The program uses the Faster library to store some kv and spilling to disk.
The code is trying to wait for Faster to complete any pending operations after writing all the entries with a timeout. It invokes CompletePending and busy waits with Thread.Yield() until CompletePending() returns true.
bool done = false;
while(!done) {
done = this.fasterSession.CompletePending(wait: false); // this tells Faster to complete all pending operations
if (timeElapsed > timeout) {
// .. throw timeout exception
}
Thread.Yield();
}
This ran fine previously on framework 471, usually finishing within seconds (at most within a minute). However on NET 6 this started to take longer than 5 minutes to complete.
Removing the timeout and yield altogether resolved the issue, however later in the code there is
this.faster.log.DisposeFromMemory(); // internally busy waits with Thread.Yield()
Which also used to take few seconds at most, but now takes around 10-20 minutes to complete. The only thing these two share in common is they are both invoking Thread.Yield().
IO metrics on the machines look good. The issue is reproducible consistently.
The strangest thing the memory dumps revealed is that the operations (either CompletePending or DisposeFromMemory) finishes instantly after the memory dump is taken. From what I understand taking a memory dump pauses all the threads then resumes them.
Nothing interesting shows up on the memory dumps themselves. !clrstack shows only the Thread.Yield() or other parents threads waiting. There is an ObjectDisposedException on one of the IOCP threads. The stacktrace is not in our code and seems to involve some SslStream.
0:058> !PrintException /d 000001e8488d1d10
Exception object: 000001e8488d1d10
Exception type: System.ObjectDisposedException
Message: Cannot access a disposed object.
InnerException: <none>
StackTrace (generated):
SP IP Function
000000A6B3A7EED0 00007FF8AE0EEB25 System_Net_Security!System.Net.Security.SslStream.<ThrowIfExceptional>g__ThrowExceptional|138_0(System.Runtime.ExceptionServices.ExceptionDispatchInfo)+0x55
000000A6B3A7EF00 00007FF625647910 System_Net_Security!System.Net.Security.SslStream.DecryptData(Int32)+0x130
000000A6B3A7EFE0 00007FF62560EFCC System_Net_Security!System.Net.Security.SslStream+<ReadAsyncInternal>d__188`1[[System.Net.Security.AsyncReadWriteAdapter, System.Net.Security]].MoveNext()+0x66c
!dlk
shows nothing of note. !runaway
shows thread running yield taking 5 minutes, which is more or less expected.

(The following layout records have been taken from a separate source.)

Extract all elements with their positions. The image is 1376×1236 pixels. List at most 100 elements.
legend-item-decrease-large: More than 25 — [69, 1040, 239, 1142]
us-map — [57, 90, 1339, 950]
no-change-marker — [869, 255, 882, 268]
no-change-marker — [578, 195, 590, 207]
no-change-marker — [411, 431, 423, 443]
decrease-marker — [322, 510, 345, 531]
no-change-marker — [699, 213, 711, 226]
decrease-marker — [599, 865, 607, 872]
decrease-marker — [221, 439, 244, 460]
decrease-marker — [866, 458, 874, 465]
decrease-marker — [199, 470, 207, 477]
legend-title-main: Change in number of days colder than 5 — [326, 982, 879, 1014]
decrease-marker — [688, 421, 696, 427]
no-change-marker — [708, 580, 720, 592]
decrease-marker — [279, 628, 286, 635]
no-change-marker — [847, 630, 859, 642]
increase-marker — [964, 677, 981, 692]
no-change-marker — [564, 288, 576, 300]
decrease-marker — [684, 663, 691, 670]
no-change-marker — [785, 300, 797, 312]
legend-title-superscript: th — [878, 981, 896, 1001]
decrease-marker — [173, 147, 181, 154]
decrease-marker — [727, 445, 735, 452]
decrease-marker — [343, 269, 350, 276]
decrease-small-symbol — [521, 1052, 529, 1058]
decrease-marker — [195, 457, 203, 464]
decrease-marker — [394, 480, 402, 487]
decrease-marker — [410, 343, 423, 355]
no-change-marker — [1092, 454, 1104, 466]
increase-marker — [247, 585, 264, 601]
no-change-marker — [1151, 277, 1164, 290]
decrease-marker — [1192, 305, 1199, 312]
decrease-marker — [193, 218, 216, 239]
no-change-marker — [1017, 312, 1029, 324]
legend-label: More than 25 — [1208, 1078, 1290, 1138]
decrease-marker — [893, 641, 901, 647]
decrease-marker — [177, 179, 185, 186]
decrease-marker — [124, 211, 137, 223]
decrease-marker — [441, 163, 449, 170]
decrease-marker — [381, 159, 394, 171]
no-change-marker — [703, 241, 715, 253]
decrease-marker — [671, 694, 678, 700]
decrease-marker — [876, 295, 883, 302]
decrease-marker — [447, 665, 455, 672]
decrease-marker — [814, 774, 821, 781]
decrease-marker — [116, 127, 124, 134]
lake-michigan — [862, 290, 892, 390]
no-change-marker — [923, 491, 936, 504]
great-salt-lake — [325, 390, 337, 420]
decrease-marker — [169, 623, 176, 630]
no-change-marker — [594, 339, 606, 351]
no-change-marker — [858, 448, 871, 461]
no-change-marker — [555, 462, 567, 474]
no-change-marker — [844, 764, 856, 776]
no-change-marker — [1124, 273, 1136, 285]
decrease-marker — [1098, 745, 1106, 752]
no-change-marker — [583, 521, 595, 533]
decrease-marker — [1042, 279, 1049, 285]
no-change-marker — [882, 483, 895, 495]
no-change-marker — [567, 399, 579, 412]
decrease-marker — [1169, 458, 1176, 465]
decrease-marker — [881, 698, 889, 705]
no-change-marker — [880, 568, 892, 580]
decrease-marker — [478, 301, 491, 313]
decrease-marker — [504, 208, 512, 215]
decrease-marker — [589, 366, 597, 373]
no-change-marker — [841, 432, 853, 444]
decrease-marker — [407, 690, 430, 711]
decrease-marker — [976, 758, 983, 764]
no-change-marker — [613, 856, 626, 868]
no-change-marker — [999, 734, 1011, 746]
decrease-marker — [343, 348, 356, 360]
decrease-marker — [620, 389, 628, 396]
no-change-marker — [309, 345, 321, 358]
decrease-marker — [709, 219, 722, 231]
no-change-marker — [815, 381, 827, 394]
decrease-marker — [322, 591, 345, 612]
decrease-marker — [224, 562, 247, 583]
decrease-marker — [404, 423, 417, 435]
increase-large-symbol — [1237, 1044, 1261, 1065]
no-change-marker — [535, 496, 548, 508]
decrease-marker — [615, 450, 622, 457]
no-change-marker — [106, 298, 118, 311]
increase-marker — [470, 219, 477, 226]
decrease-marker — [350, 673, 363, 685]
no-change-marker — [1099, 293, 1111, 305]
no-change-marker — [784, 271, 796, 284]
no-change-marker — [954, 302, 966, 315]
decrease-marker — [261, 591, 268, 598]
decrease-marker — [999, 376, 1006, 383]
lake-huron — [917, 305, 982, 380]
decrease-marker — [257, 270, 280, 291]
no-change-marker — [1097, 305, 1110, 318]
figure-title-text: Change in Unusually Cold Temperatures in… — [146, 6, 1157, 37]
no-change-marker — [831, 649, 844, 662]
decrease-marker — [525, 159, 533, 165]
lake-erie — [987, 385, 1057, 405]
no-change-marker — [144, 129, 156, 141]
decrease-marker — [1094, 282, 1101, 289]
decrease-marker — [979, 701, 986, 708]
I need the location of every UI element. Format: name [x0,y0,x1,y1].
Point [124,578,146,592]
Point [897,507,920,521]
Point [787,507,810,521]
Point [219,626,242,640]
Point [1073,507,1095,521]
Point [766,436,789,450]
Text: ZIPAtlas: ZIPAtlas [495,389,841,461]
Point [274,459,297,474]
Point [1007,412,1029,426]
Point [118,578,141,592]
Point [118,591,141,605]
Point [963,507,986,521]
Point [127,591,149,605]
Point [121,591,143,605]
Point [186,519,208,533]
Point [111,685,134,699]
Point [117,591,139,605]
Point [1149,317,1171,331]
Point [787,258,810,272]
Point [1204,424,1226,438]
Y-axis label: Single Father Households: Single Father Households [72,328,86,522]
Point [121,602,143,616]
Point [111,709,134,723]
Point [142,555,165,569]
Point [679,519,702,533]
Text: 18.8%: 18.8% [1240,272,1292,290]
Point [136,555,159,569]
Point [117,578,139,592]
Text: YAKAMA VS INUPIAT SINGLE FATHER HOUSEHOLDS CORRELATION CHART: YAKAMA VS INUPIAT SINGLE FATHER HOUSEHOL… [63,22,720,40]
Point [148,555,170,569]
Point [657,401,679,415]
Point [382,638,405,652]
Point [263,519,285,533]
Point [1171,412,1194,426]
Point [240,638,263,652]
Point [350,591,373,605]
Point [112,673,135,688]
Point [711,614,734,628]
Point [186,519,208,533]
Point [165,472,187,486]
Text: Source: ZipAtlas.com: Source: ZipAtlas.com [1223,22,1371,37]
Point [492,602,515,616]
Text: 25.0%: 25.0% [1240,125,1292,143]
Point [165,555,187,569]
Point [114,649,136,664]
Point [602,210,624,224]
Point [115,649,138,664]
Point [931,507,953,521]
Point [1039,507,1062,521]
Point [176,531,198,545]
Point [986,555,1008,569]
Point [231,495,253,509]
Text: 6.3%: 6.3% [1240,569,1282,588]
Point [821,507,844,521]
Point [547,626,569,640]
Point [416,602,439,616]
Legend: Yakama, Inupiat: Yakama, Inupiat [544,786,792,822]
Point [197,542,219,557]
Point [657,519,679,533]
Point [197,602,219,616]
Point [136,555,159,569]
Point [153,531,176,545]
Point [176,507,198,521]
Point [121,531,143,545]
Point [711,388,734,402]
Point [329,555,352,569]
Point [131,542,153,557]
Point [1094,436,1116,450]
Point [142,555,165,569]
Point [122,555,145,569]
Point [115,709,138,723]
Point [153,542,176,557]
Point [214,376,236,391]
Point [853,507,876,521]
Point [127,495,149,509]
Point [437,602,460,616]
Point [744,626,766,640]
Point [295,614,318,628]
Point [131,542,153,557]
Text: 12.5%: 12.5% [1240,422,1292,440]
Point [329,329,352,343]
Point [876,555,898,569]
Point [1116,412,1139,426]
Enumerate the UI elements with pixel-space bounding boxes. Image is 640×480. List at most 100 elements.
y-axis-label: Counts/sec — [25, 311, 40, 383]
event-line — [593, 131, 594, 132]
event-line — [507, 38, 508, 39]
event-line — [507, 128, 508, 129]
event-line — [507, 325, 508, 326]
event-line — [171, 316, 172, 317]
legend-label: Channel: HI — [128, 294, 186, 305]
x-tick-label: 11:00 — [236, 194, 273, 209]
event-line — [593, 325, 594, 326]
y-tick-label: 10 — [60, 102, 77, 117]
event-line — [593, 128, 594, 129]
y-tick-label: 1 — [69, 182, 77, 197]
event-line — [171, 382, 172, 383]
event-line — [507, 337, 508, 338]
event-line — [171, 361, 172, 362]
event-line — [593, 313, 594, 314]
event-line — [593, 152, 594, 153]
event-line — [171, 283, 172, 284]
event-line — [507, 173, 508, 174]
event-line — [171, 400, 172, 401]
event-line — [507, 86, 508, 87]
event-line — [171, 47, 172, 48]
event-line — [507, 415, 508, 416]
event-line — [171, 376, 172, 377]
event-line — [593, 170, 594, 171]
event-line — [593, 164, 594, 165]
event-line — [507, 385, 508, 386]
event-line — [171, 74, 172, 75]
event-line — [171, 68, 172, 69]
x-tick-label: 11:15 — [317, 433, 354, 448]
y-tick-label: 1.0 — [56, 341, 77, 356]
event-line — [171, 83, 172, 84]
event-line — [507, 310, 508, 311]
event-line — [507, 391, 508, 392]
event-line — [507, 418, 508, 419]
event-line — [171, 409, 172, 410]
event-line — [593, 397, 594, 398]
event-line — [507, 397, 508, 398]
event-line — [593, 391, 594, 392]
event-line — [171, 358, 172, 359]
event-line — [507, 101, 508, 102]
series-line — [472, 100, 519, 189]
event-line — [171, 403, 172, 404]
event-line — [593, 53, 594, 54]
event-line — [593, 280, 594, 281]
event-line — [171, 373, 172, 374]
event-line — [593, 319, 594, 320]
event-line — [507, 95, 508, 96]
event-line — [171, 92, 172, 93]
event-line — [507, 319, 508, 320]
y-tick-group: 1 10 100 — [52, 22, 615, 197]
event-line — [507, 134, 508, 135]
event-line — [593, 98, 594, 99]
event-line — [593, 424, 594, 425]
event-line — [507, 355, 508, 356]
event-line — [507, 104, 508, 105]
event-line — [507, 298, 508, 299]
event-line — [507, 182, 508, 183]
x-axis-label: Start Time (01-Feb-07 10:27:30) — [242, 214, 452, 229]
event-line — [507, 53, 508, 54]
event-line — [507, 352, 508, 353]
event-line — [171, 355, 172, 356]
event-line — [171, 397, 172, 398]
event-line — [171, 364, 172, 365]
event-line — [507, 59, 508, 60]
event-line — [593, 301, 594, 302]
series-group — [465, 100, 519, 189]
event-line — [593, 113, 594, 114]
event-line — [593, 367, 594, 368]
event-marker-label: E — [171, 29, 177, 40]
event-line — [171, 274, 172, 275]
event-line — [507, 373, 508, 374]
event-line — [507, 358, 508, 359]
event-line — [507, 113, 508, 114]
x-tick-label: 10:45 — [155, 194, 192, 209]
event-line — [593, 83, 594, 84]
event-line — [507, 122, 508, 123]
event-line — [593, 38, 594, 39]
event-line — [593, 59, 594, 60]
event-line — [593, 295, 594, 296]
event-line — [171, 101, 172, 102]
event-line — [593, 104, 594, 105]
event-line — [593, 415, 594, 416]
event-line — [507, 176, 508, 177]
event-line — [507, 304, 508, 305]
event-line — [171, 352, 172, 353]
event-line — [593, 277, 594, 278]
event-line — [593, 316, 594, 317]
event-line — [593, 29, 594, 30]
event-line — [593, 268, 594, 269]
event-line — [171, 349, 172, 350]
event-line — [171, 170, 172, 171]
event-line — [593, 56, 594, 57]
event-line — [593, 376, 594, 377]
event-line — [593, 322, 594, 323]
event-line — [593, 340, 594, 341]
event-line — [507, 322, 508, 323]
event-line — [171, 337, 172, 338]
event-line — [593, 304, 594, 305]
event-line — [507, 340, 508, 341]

At this stage I have tried playing around with different configurations, it seems that Thread.Yield() seems to be the culprit. Changing it Thread.Sleep(100)
will cause the operations to complete within a minute. Thread.Sleep(0)
or using SpinWait
does not work. Upgrading the Faster library to latest version also did not help. I'm struggling to understand why Thread.Yield() is causing the delay, and why taking a memory dump solves it.